Junk foods are available almost everywhere in the world. It is one of the leading causes of obesity and can increase your risk of developing diabetes. New research now suggests junk food can negatively affect your memory. Not only does it rot your teeth and add inches to your waistline, but now researchers have discovered that junk food actually hurts your brain.

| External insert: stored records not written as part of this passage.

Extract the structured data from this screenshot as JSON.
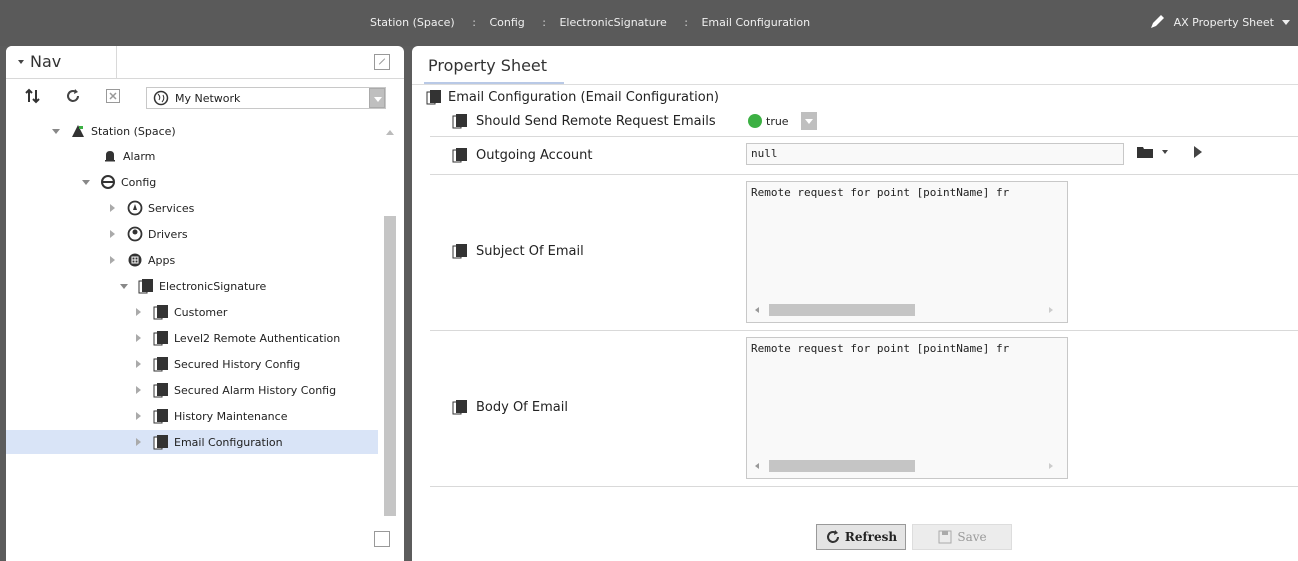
{
  "breadcrumb": {
    "items": [
      "Station (Space)",
      "Config",
      "ElectronicSignature",
      "Email Configuration"
    ],
    "separator": ":"
  },
  "view_selector": {
    "label": "AX Property Sheet",
    "icon": "pencil-icon"
  },
  "nav": {
    "title": "Nav",
    "network": "My Network",
    "tree": [
      {
        "label": "Station (Space)",
        "icon": "station-icon",
        "expanded": true
      },
      {
        "label": "Alarm",
        "icon": "bell-icon"
      },
      {
        "label": "Config",
        "icon": "database-icon",
        "expanded": true
      },
      {
        "label": "Services",
        "icon": "services-icon"
      },
      {
        "label": "Drivers",
        "icon": "drivers-icon"
      },
      {
        "label": "Apps",
        "icon": "apps-icon"
      },
      {
        "label": "ElectronicSignature",
        "icon": "folder-icon",
        "expanded": true
      },
      {
        "label": "Customer",
        "icon": "component-icon"
      },
      {
        "label": "Level2 Remote Authentication",
        "icon": "component-icon"
      },
      {
        "label": "Secured History Config",
        "icon": "component-icon"
      },
      {
        "label": "Secured Alarm History Config",
        "icon": "component-icon"
      },
      {
        "label": "History Maintenance",
        "icon": "component-icon"
      },
      {
        "label": "Email Configuration",
        "icon": "component-icon",
        "selected": true
      }
    ]
  },
  "sheet": {
    "tab": "Property Sheet",
    "root": "Email Configuration  (Email Configuration)",
    "props": {
      "send_remote": {
        "label": "Should Send Remote Request Emails",
        "value": "true"
      },
      "outgoing": {
        "label": "Outgoing Account",
        "value": "null"
      },
      "subject": {
        "label": "Subject Of Email",
        "value": "Remote request for point [pointName] fr"
      },
      "body": {
        "label": "Body Of Email",
        "value": "Remote request for point [pointName] fr"
      }
    },
    "refresh": "Refresh",
    "save": "Save"
  },
  "colors": {
    "selection": "#d9e4f7",
    "true_dot": "#3cb043",
    "tab_underline": "#b9c9e6"
  }
}
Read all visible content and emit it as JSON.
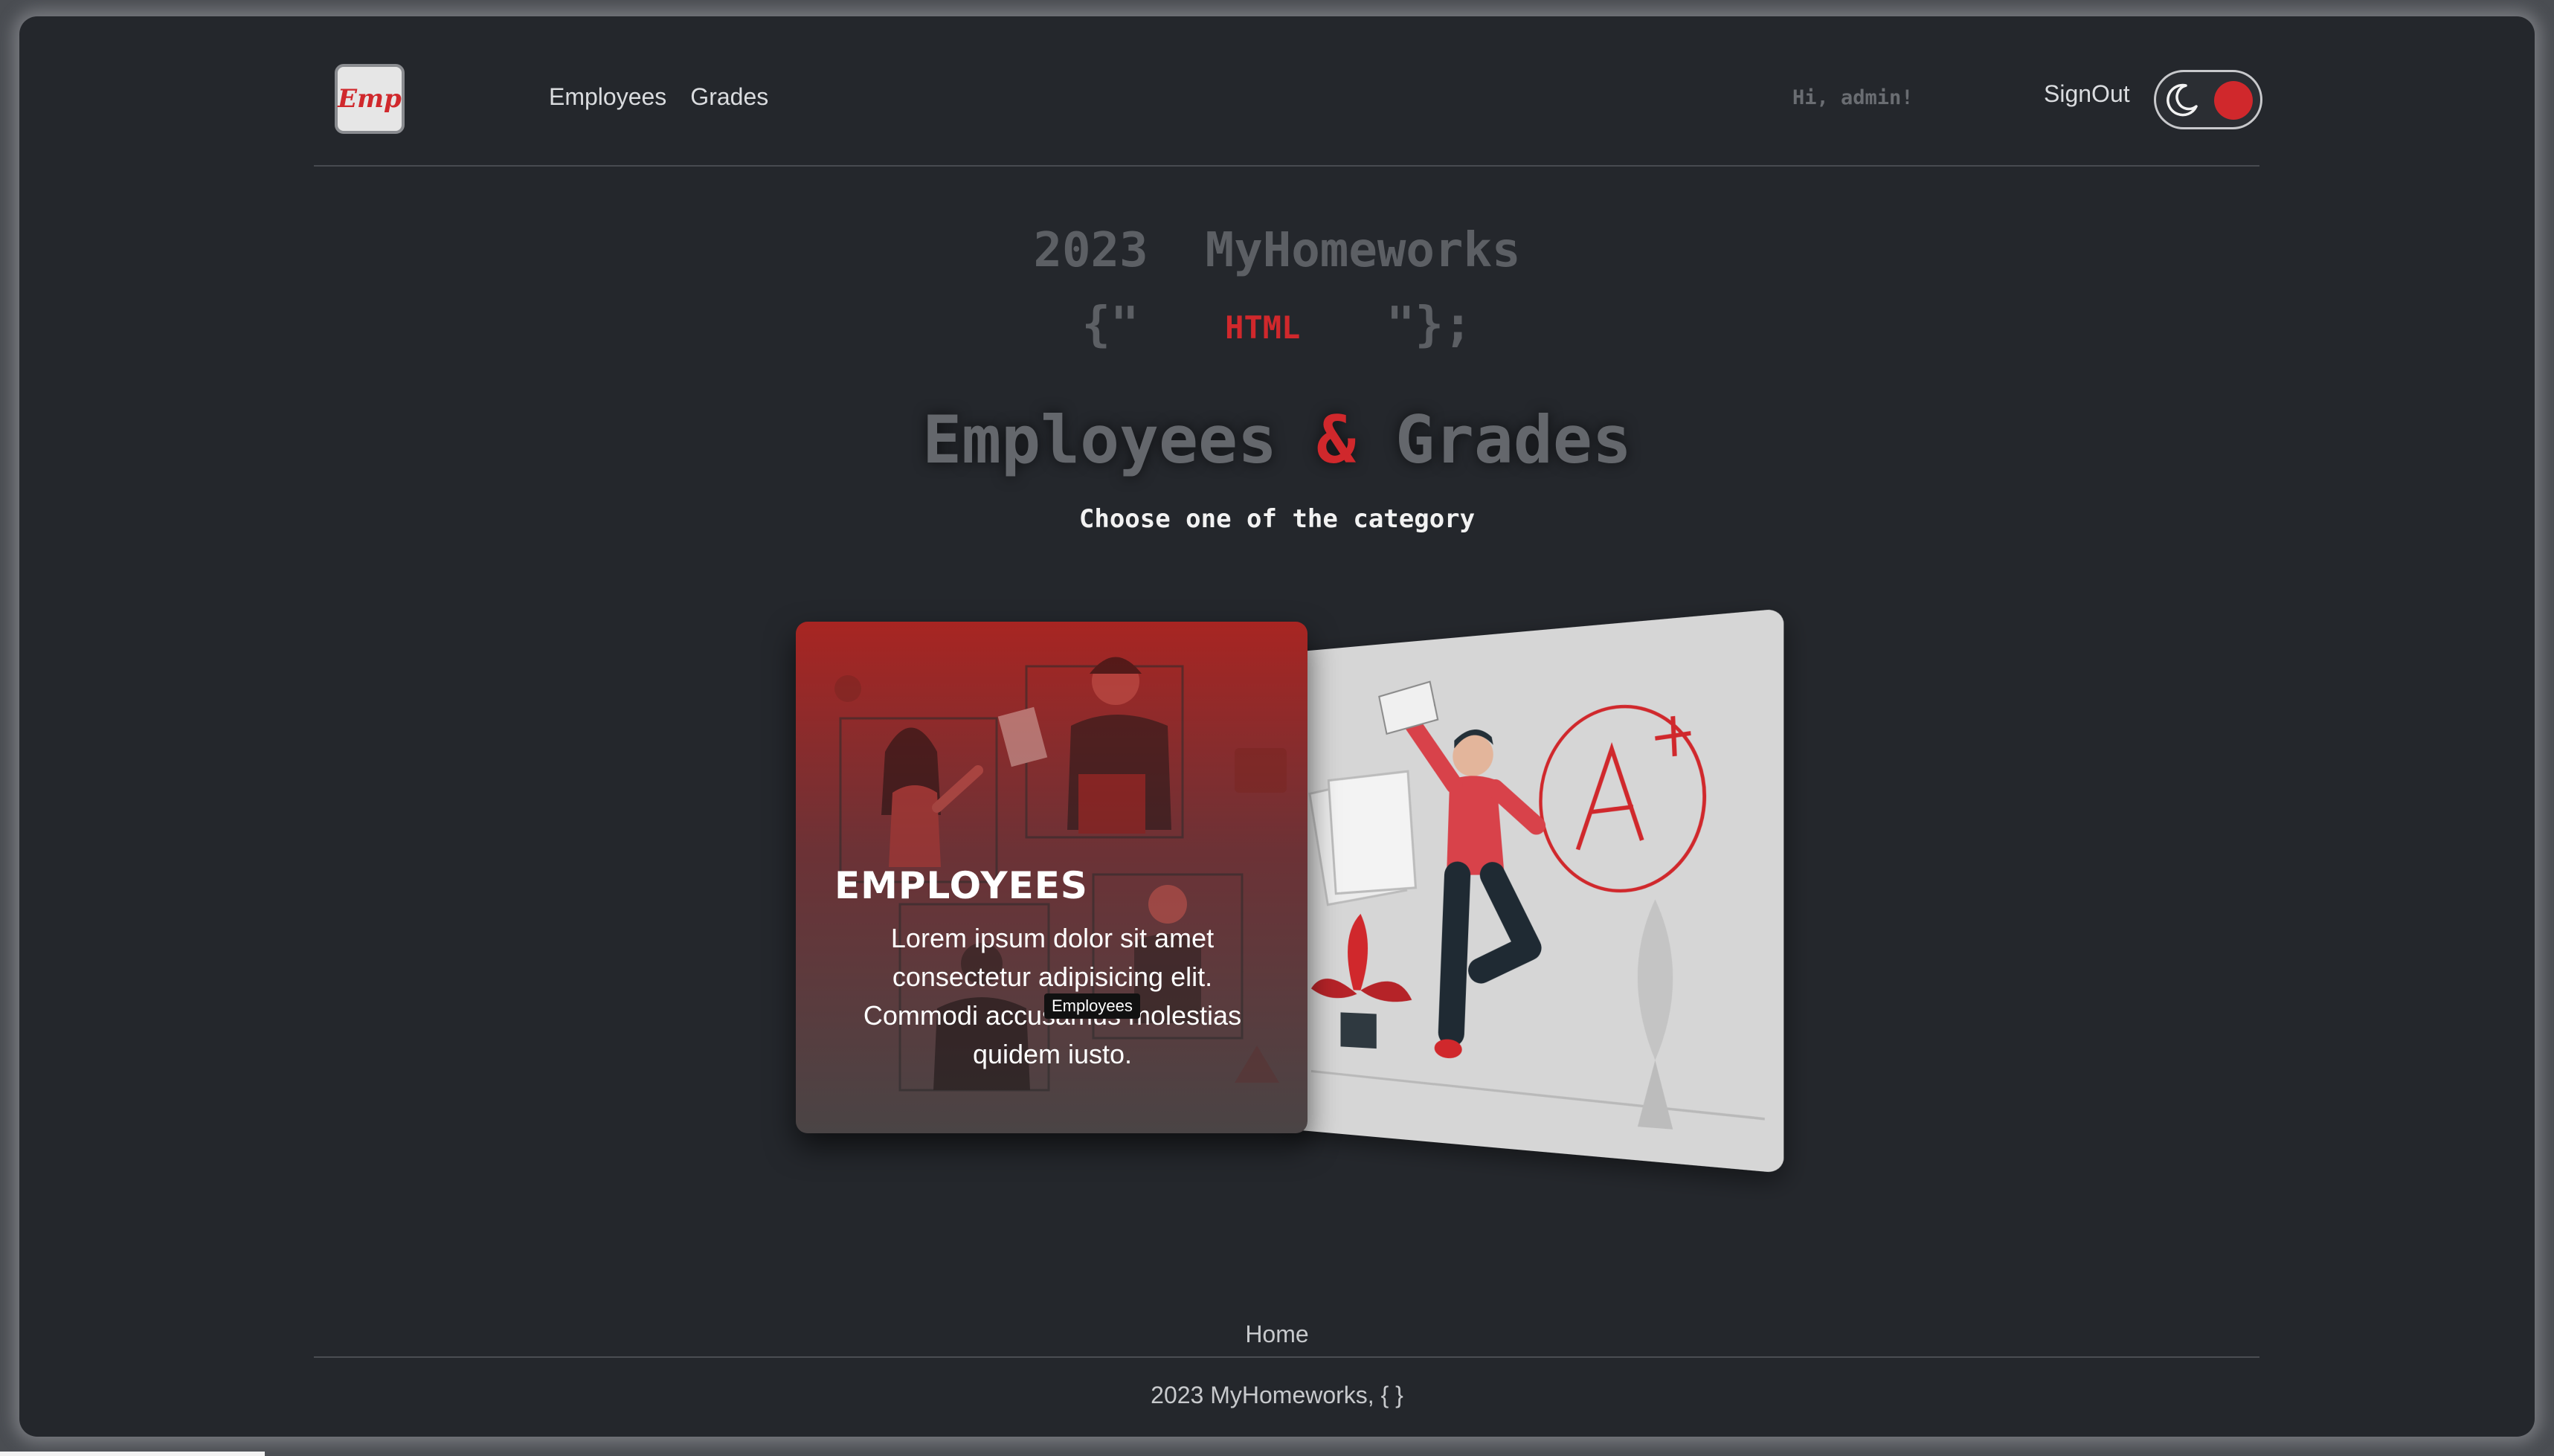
{
  "header": {
    "logo_text": "Emp",
    "nav": [
      {
        "label": "Employees"
      },
      {
        "label": "Grades"
      }
    ],
    "greeting": "Hi, admin!",
    "signout_label": "SignOut",
    "theme_toggle_icon": "moon-icon"
  },
  "hero": {
    "year": "2023",
    "brand": "MyHomeworks",
    "code_open": "{\"",
    "language": "HTML",
    "code_close": "\"};",
    "title_left": "Employees",
    "title_amp": "&",
    "title_right": "Grades",
    "subtitle": "Choose one of the category"
  },
  "cards": {
    "employees": {
      "title": "EMPLOYEES",
      "text": "Lorem ipsum dolor sit amet consectetur adipisicing elit. Commodi accusamus molestias quidem iusto.",
      "tooltip": "Employees"
    },
    "grades": {
      "illustration": "grade-a-plus-illustration"
    }
  },
  "footer": {
    "home_label": "Home",
    "copyright": "2023 MyHomeworks, { }"
  },
  "colors": {
    "accent": "#d0282c",
    "background": "#24272c"
  }
}
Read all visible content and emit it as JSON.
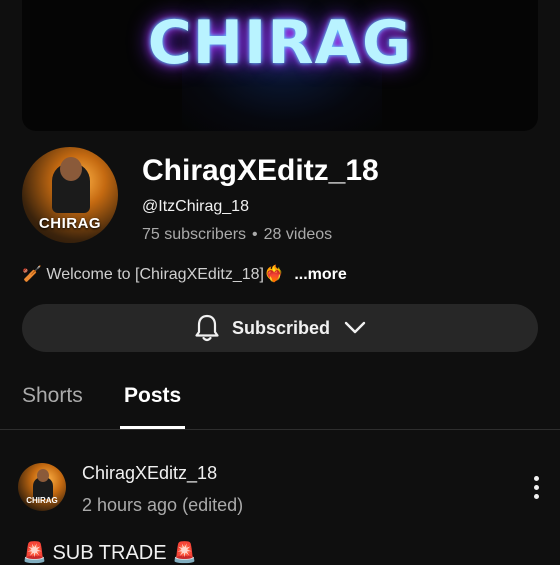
{
  "banner": {
    "text": "CHIRAG"
  },
  "channel": {
    "name": "ChiragXEditz_18",
    "handle": "@ItzChirag_18",
    "subscribers": "75 subscribers",
    "separator": "•",
    "videos": "28 videos",
    "avatar_tag": "CHIRAG",
    "description_prefix_emoji": "🏏",
    "description": "Welcome to [ChiragXEditz_18]",
    "description_suffix_emoji": "❤️‍🔥",
    "more_label": "...more"
  },
  "subscribe_button": {
    "label": "Subscribed",
    "icon": "bell-icon",
    "dropdown_icon": "chevron-down-icon"
  },
  "tabs": [
    {
      "label": "Shorts",
      "active": false
    },
    {
      "label": "Posts",
      "active": true
    }
  ],
  "post": {
    "author": "ChiragXEditz_18",
    "time": "2 hours ago (edited)",
    "avatar_tag": "CHIRAG",
    "text": "SUB TRADE",
    "text_emoji": "🚨"
  },
  "colors": {
    "background": "#0f0f0f",
    "button": "#272727",
    "secondary_text": "#aaaaaa"
  }
}
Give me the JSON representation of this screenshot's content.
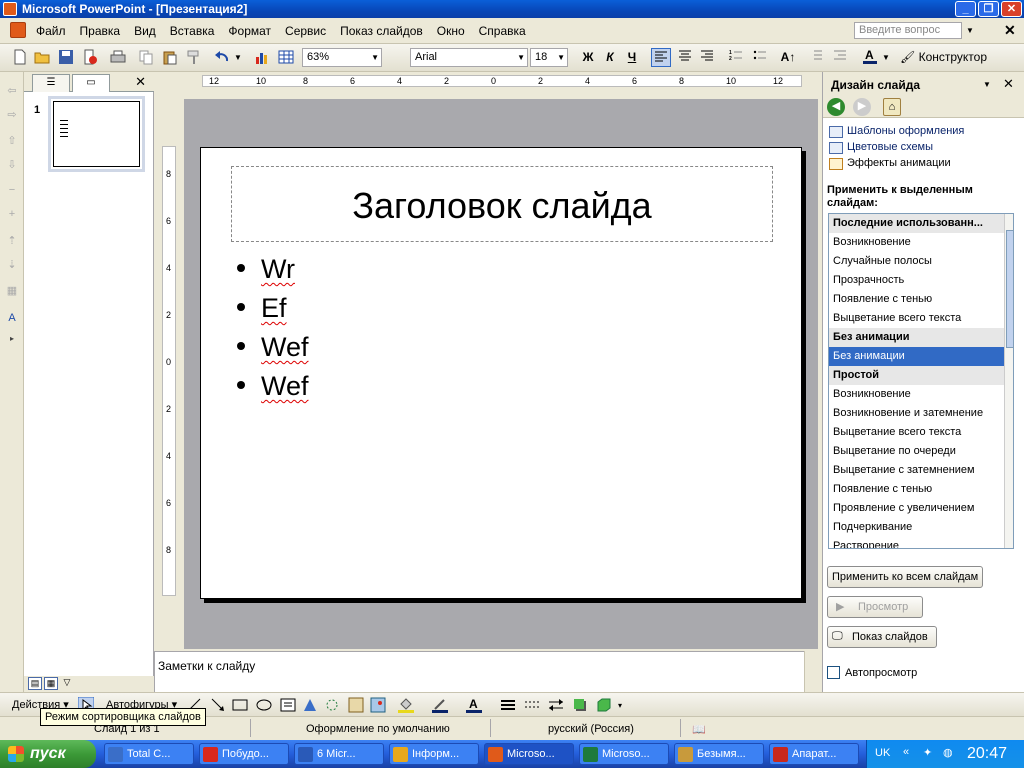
{
  "window": {
    "title": "Microsoft PowerPoint - [Презентация2]",
    "help_placeholder": "Введите вопрос"
  },
  "menu": [
    "Файл",
    "Правка",
    "Вид",
    "Вставка",
    "Формат",
    "Сервис",
    "Показ слайдов",
    "Окно",
    "Справка"
  ],
  "toolbar": {
    "zoom": "63%",
    "font": "Arial",
    "size": "18",
    "bold": "Ж",
    "italic": "К",
    "underline": "Ч",
    "designer": "Конструктор"
  },
  "ruler": {
    "h_ticks": [
      "12",
      "10",
      "8",
      "6",
      "4",
      "2",
      "0",
      "2",
      "4",
      "6",
      "8",
      "10",
      "12"
    ],
    "v_ticks": [
      "8",
      "6",
      "4",
      "2",
      "0",
      "2",
      "4",
      "6",
      "8"
    ]
  },
  "slides_pane": {
    "slide_number": "1"
  },
  "slide": {
    "title": "Заголовок слайда",
    "bullets": [
      "Wr",
      "Ef",
      "Wef",
      "Wef"
    ]
  },
  "notes": {
    "placeholder": "Заметки к слайду"
  },
  "task_pane": {
    "title": "Дизайн слайда",
    "links": [
      "Шаблоны оформления",
      "Цветовые схемы",
      "Эффекты анимации"
    ],
    "apply_label": "Применить к выделенным слайдам:",
    "animations": [
      {
        "label": "Последние использованн...",
        "kind": "header"
      },
      {
        "label": "Возникновение",
        "kind": "item"
      },
      {
        "label": "Случайные полосы",
        "kind": "item"
      },
      {
        "label": "Прозрачность",
        "kind": "item"
      },
      {
        "label": "Появление с тенью",
        "kind": "item"
      },
      {
        "label": "Выцветание всего текста",
        "kind": "item"
      },
      {
        "label": "Без анимации",
        "kind": "header"
      },
      {
        "label": "Без анимации",
        "kind": "selected"
      },
      {
        "label": "Простой",
        "kind": "header"
      },
      {
        "label": "Возникновение",
        "kind": "item"
      },
      {
        "label": "Возникновение и затемнение",
        "kind": "item"
      },
      {
        "label": "Выцветание всего текста",
        "kind": "item"
      },
      {
        "label": "Выцветание по очереди",
        "kind": "item"
      },
      {
        "label": "Выцветание с затемнением",
        "kind": "item"
      },
      {
        "label": "Появление с тенью",
        "kind": "item"
      },
      {
        "label": "Проявление с увеличением",
        "kind": "item"
      },
      {
        "label": "Подчеркивание",
        "kind": "item"
      },
      {
        "label": "Растворение",
        "kind": "item"
      }
    ],
    "apply_all": "Применить ко всем слайдам",
    "preview": "Просмотр",
    "slideshow": "Показ слайдов",
    "autopreview": "Автопросмотр"
  },
  "drawbar": {
    "actions": "Действия",
    "autoshapes": "Автофигуры"
  },
  "tooltip": "Режим сортировщика слайдов",
  "status": {
    "slide": "Слайд 1 из 1",
    "design": "Оформление по умолчанию",
    "language": "русский (Россия)"
  },
  "taskbar": {
    "start": "пуск",
    "tasks": [
      {
        "label": "Total C...",
        "color": "#3a6ec8"
      },
      {
        "label": "Побудо...",
        "color": "#d8281c"
      },
      {
        "label": "6 Micr...",
        "color": "#2a5ab8"
      },
      {
        "label": "Інформ...",
        "color": "#e8a81c"
      },
      {
        "label": "Microso...",
        "color": "#e05a1a",
        "active": true
      },
      {
        "label": "Microso...",
        "color": "#1e7a3c"
      },
      {
        "label": "Безымя...",
        "color": "#c89a3c"
      },
      {
        "label": "Апарат...",
        "color": "#c8281c"
      }
    ],
    "lang": "UK",
    "clock": "20:47"
  }
}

By consuming trans fats, found often in fried or processed food, the chemicals send mixed and damaging signals to the brain and lessens its ability to control appetite. Too much fatty foods and sweets can increase an individual’s insulin level causing muscles, fat and liver cells to no longer respond to the hormone. Like other organs, subjecting the brain to a significant amount of insulin can cause it to stop responding to the hormone, restricting our ability to think and create new memories. Given the somewhat complicated nature of trans fats, it is harder for shoppers to spot goods that contain loads of the molecule. Trans fat is the common name for unsaturated fats which are harder for the body to digest given its double carbon-carbon bond.
Brain injury comes as the latest addition to a long list of health problems that stem from the consumption of unsaturated fat.
Junk foods are designed to convince your brain that it is getting nutrition, but to not fill you up. Receptors in your mouth and stomach tell your brain about the mixture of proteins, fats, carbohydrates in a particular food, and how filling that food is for your body. Junk food provides just enough calories that your brain says, “Yes, this will give you some energy” but not so many calories that you think “That’s enough, I’m full.” The result is that you crave the food to begin with, but it takes quite some time to feel full from it. Essentially, by eating junk food, your brain becomes less and less able to tell what you have eaten and continues to make you feel as if you are hungry so that you proceed to eat more.
The good news is that the research shows that the less junk food you eat, the less you crave it. Whatever you want to call it, the lesson is the same: if you can find ways to gradually eat healthier, you’ll start to experience the cravings of junk food less and less.